Álex Mozo

Personal information
- Full name: Alejandro Gutiérrez Mozo
- Date of birth: 22 April 1995 (age 29)
- Place of birth: Cuenca, Spain
- Height: 1.72 m (5 ft 8 in)
- Position(s): Midfielder

Youth career
- Coslada
- Alcalá
- 2014: Leganés

Senior career*
- Years: Team / Apps / (Gls)
- 2013–2014: Alcalá / 12
- 2014–2015: Leganés B / 36 / (6)
- 2015–2016: Conquense / 32 / (3)
- 2016–2018: Leganés B / 57 / (9)
- 2018: Leganés / 1 / (0)
- 2019: Arandina / 14 / (1)
- 2019–2020: Móstoles URJC
- 2020–2021: Arandina
- 2021–2022: Conquense

= Álex Mozo =

Spanish footballer

Alejandro "Álex" Gutiérrez Mozo (born 22 April 1995) is a Spanish footballer who plays as a central midfielder.

==Club career==
Born in Madrid, Spain, Mozo represented CD Coslada and RSD Alcalá as a youth. He made his senior debut with the latter during the 2013–14 season in Tercera División, but after appearing sparingly he moved to CD Leganés in January 2014, returning to youth setup.

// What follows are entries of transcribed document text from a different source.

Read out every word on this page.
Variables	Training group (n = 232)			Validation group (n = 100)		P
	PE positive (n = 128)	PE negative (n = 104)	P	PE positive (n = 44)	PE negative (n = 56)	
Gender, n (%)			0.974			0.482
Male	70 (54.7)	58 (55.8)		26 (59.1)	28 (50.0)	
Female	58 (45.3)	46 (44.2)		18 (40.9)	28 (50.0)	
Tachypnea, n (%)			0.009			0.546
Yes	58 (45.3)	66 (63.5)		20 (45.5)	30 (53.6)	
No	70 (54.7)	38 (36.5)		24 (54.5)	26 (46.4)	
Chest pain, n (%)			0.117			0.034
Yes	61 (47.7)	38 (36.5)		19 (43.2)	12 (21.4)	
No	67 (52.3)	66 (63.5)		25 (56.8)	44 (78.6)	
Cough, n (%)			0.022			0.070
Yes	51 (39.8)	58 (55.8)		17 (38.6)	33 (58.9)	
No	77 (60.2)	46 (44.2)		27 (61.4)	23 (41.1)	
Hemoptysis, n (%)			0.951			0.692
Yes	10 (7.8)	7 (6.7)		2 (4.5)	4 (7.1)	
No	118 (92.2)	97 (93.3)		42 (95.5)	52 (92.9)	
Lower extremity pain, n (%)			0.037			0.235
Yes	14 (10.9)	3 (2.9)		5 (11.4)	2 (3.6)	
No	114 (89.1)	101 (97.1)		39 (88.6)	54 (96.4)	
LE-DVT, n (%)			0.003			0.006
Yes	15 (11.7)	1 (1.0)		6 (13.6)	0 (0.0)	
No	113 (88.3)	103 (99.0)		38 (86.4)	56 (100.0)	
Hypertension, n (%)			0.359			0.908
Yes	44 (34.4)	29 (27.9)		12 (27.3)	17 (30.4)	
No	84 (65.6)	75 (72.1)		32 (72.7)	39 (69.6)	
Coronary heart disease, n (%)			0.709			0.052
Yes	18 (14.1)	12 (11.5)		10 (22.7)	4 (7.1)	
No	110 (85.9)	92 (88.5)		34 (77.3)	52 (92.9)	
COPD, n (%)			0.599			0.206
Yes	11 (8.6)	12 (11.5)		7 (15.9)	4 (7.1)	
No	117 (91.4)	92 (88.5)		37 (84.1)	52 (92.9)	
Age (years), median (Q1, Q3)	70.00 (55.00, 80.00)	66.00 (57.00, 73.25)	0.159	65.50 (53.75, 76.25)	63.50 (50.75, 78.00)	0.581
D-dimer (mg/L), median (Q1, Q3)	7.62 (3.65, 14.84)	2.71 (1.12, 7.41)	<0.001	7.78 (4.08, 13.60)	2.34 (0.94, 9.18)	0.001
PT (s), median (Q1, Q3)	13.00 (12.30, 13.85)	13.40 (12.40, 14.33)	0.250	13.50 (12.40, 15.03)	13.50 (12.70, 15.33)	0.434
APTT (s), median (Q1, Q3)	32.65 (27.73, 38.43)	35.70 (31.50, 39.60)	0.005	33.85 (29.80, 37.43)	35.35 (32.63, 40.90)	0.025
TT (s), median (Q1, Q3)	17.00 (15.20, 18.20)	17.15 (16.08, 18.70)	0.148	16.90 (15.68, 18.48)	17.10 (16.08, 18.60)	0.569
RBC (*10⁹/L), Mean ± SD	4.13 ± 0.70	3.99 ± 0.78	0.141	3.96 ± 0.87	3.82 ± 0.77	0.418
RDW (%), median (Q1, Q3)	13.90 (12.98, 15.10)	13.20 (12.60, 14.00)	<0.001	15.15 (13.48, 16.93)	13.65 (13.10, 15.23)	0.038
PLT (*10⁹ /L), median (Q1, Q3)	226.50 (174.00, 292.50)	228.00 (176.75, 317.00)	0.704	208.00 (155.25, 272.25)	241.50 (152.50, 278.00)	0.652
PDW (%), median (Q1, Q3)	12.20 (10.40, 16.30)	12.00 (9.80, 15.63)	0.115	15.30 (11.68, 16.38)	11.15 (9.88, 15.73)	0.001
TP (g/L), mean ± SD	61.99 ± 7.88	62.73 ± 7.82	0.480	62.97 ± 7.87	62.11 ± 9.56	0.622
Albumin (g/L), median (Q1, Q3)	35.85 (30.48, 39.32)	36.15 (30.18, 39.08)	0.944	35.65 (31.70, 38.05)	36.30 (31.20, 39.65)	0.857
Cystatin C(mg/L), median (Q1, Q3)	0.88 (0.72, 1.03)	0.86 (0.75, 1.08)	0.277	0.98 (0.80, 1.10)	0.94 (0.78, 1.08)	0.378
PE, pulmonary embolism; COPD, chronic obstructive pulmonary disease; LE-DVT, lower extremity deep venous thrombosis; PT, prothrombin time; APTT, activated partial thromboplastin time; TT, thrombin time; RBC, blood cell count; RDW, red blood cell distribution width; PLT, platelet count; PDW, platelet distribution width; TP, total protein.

Mozo featured regularly with the reserves in the following years, helping in their promotion to the fourth tier in 2015. On 1 September of that year, he moved to fellow fourth division side UB Conquense.

After narrowly missing out promotion, Mozo returned to Leganés and its B-team. He made his first team – and La Liga – debut on 28 February 2018, coming on as a half-time substitute for Gabriel Pires in a 0–4 away loss against Atlético Madrid.